Spring dumped a New York blizzard named ‘Stella’

I paced back and forth. Up and down the block, under the cover of a hotel awning. Weary to venture out. Is that black ice? Can high-powered snowflakes kill? If you get hit by a snowplow, do they just shove you in a snow bank and leave you until the city thaws?

No Floridian should be here. In an epic spring-time storm. A winter-esque blizzard that even the northerners freaked out about. They were careful on the roads. They skipped work and school. They shutdown trains and fired up snow blowers. They sprinkled salt everywhere, even on their salads. And they mourned the tulips they had planted the week before when it was 60 degrees and supposed to be spring.

Ha!

This was a Noreaster, combining with a polar blast of snow cutting across the Midwest. They called it Stella. A she-devil who was supposed to bring 12-18 inches of snow to New York City. I was there for a College Media Conference. It seemed like a good thing to attend … until I learned their HIGH temperatures wouldn’t crack the lowest I had seen all year.

Um … ha?

I paced back and forth, trying to decide whether to trudge into those cotton-candy whiffs of white drifting down. Piling up on the street like someone shaking powdered sugar all over the city.

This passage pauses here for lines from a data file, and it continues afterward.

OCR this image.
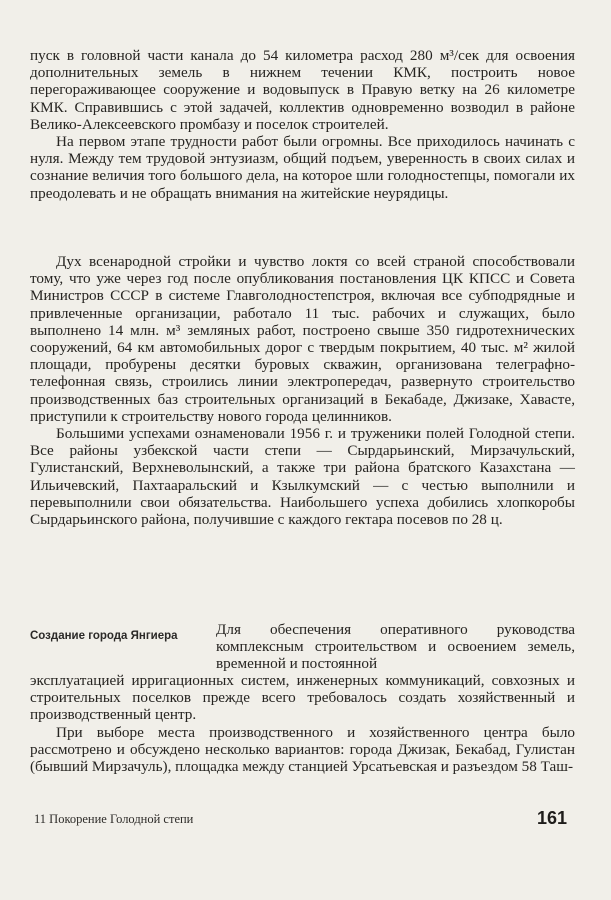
пуск в головной части канала до 54 километра расход 280 м³/сек для освоения дополнительных земель в нижнем течении КМК, построить новое перегораживающее сооружение и водовыпуск в Правую ветку на 26 километре КМК. Справившись с этой задачей, коллектив одновременно возводил в районе Велико-Алексеевского промбазу и поселок строителей.

На первом этапе трудности работ были огромны. Все приходилось начинать с нуля. Между тем трудовой энтузиазм, общий подъем, уверенность в своих силах и сознание величия того большого дела, на которое шли голодностепцы, помогали их преодолевать и не обращать внимания на житейские неурядицы.

Дух всенародной стройки и чувство локтя со всей страной способствовали тому, что уже через год после опубликования постановления ЦК КПСС и Совета Министров СССР в системе Главголодностепстроя, включая все субподрядные и привлеченные организации, работало 11 тыс. рабочих и служащих, было выполнено 14 млн. м³ земляных работ, построено свыше 350 гидротехнических сооружений, 64 км автомобильных дорог с твердым покрытием, 40 тыс. м² жилой площади, пробурены десятки буровых скважин, организована телеграфно-телефонная связь, строились линии электропередач, развернуто строительство производственных баз строительных организаций в Бекабаде, Джизаке, Хавасте, приступили к строительству нового города целинников.

Большими успехами ознаменовали 1956 г. и труженики полей Голодной степи. Все районы узбекской части степи — Сырдарьинский, Мирзачульский, Гулистанский, Верхневолынский, а также три района братского Казахстана — Ильичевский, Пахтааральский и Кзылкумский — с честью выполнили и перевыполнили свои обязательства. Наибольшего успеха добились хлопкоробы Сырдарьинского района, получившие с каждого гектара посевов по 28 ц.

Создание города Янгиера	Для обеспечения оперативного руководства комплексным строительством и освоением земель, временной и постоянной

эксплуатацией ирригационных систем, инженерных коммуникаций, совхозных и строительных поселков прежде всего требовалось создать хозяйственный и производственный центр.

При выборе места производственного и хозяйственного центра было рассмотрено и обсуждено несколько вариантов: города Джизак, Бекабад, Гулистан (бывший Мирзачуль), площадка между станцией Урсатьевская и разъездом 58 Таш-

11 Покорение Голодной степи	161
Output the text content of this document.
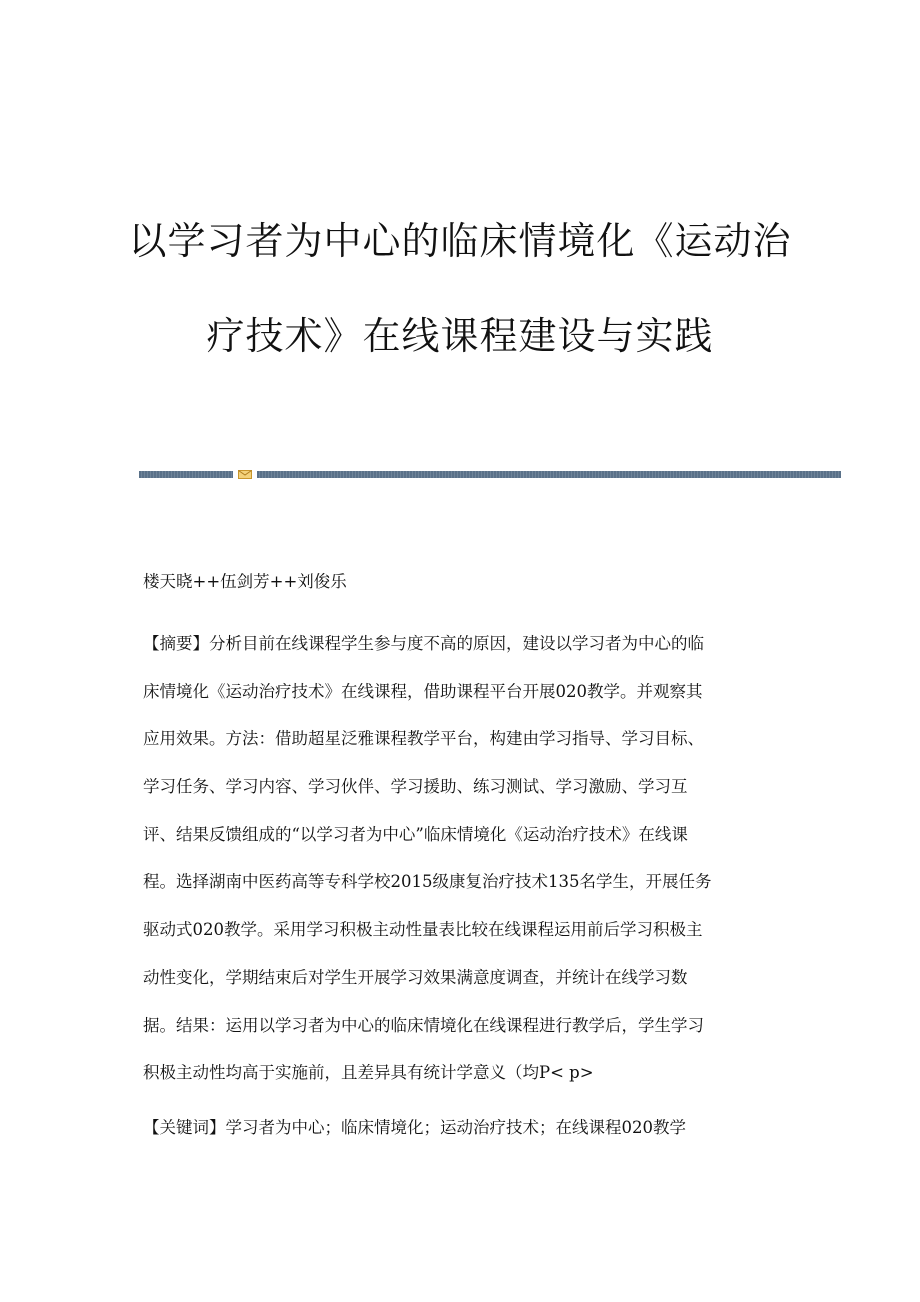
以学习者为中心的临床情境化《运动治
疗技术》在线课程建设与实践
楼天晓++伍剑芳++刘俊乐
【摘要】分析目前在线课程学生参与度不高的原因，建设以学习者为中心的临
床情境化《运动治疗技术》在线课程，借助课程平台开展020教学。并观察其
应用效果。方法：借助超星泛雅课程教学平台，构建由学习指导、学习目标、
学习任务、学习内容、学习伙伴、学习援助、练习测试、学习激励、学习互
评、结果反馈组成的“以学习者为中心”临床情境化《运动治疗技术》在线课
程。选择湖南中医药高等专科学校2015级康复治疗技术135名学生，开展任务
驱动式020教学。采用学习积极主动性量表比较在线课程运用前后学习积极主
动性变化，学期结束后对学生开展学习效果满意度调查，并统计在线学习数
据。结果：运用以学习者为中心的临床情境化在线课程进行教学后，学生学习
积极主动性均高于实施前，且差异具有统计学意义（均P< p>
【关键词】学习者为中心；临床情境化；运动治疗技术；在线课程020教学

To trudge out into it or not to trudge? That is a Floridian’s question.

But no Floridian — not one who had been through a hurricane last year — could live with himself if he didn’t trudge.
So, I went. To learn many new things about winter weather, and to remember lessons I had long since forgotten.

Like this: Taste a snowflake with your tongue, but never with your eyeballs. And certainly not if it’s sleet racing along in 25 mph winds.

Leave no cracks between your scarf and coat. Not a crack! Because 15 pounds of sleet will pile up there and trickle down your back in a spine-tingling horror show. It will feel like being struck by lightning!

Realize this: If it looks like a puddle of water, good money says it probably IS a puddle of water. Freezing cold slush water. Deep water. And when it’s 30 degrees outside, you could do a lot of things, but one of those should NEVER, EVER be stepping in it. In God’s name, man, WHY would you step in it?!?

Most of all, when you’re sitting in the hotel lobby with a soaking wet foot and the barista says something like, “It’s not so bad! I don’t know why they made such a big deal,” resist the urge to kill him and bury him in a snow bank.

Because he’s a northerner and he’s used to this. And and you’re just a Floridian with frostbite on your eyeballs. But at least you’re going home where it’s warm, and you can grow tulips any time of the year you like.